As mobile app users navigate the App Store, they rely heavily on ratings and reviews to inform their download decisions. With the introduction of review summaries in iOS 18.4, users can now quickly grasp the overall sentiment around an app without delving into individual reviews. This innovative feature is made possible by a sophisticated AI-based system that periodically summarizes user feedback.

Challenges in Review Summarization

To ensure high-quality summaries that accurately reflect user opinions, our approach addresses several key challenges:

  • Timeliness: App reviews constantly evolve due to new releases and updates, requiring summaries to dynamically adapt to stay relevant.
  • Diversity: Reviews vary significantly in length, style, and informativeness, necessitating a system that can capture this diversity while providing both detailed and high-level insights.
  • Accuracy: Not all reviews are directly focused on the app's experience, and some may include off-topic comments, making it essential to filter out noise and produce trustworthy summaries.
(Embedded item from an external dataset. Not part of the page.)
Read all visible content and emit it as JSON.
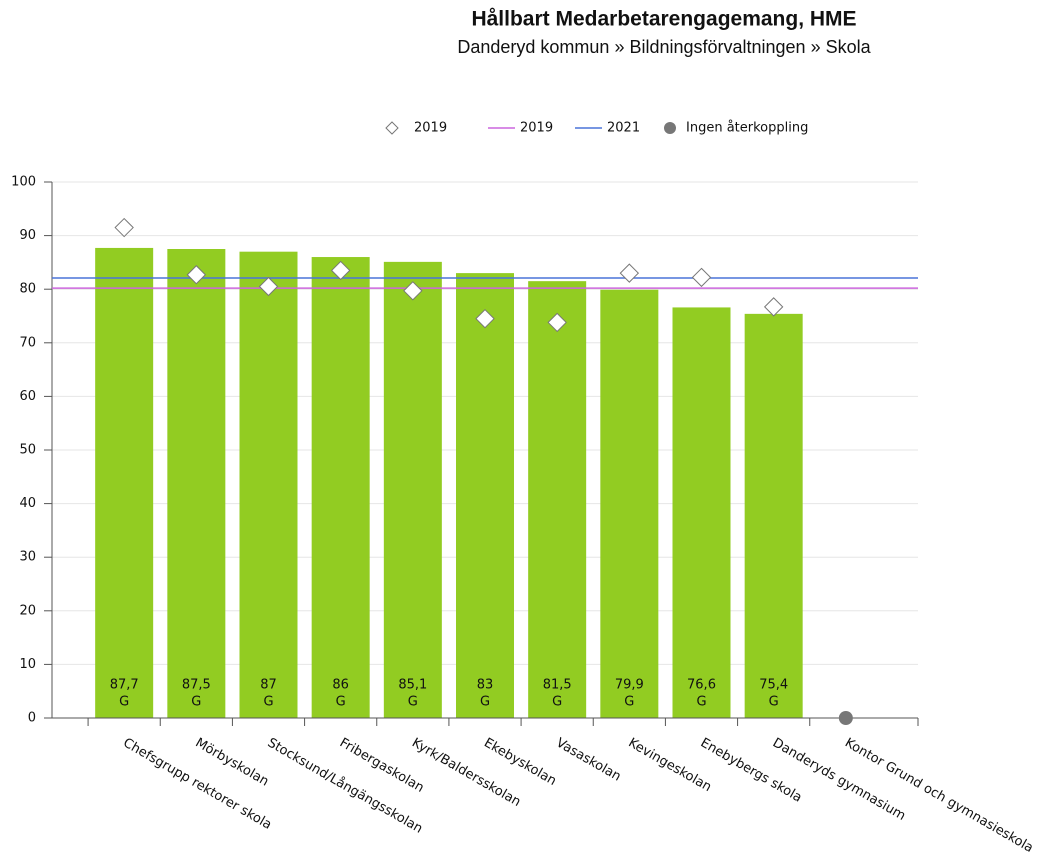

LLM-Based Review Summarization Model

To overcome these challenges, we developed a robust approach that leverages generative AI. Our system consists of three primary modules:

  1. Insight Extraction: We fine-tuned an LLM with LoRA adapters to efficiently distill each review into key insights, capturing specific aspects and sentiments.
  2. Dynamic Topic Modeling: Another fine-tuned language model helps group similar themes from user reviews and identify the most prominent topics discussed, while avoiding a fixed taxonomy.
  3. Topic & Insight Selection: A set of topics is automatically selected for summarization, prioritizing topic popularity and incorporating additional criteria to ensure balance, relevance, helpfulness, and freshness.

Summary Generation

The selected insights are then used by a third LLM fine-tuned with LoRA adapters to generate a summary tailored to the desired length, style, voice, and composition. We fine-tuned this model using reference summaries written by human experts and continued fine-tuning through preference alignment and Direct Preference Optimization.

Evaluation

To assess the effectiveness of our approach, sample summaries were reviewed by human raters using four criteria: Safety, Groundedness, Composition, and Helpfulness. Each summary was evaluated for its ability to faithfully represent the input reviews, adhere to Apple's voice and style, and assist users in making informed download or purchase decisions.

By harnessing the power of AI in mobile apps, our review summarization system has revolutionized the App Store experience, providing users with a more efficient and effective way to discover new apps that meet their needs.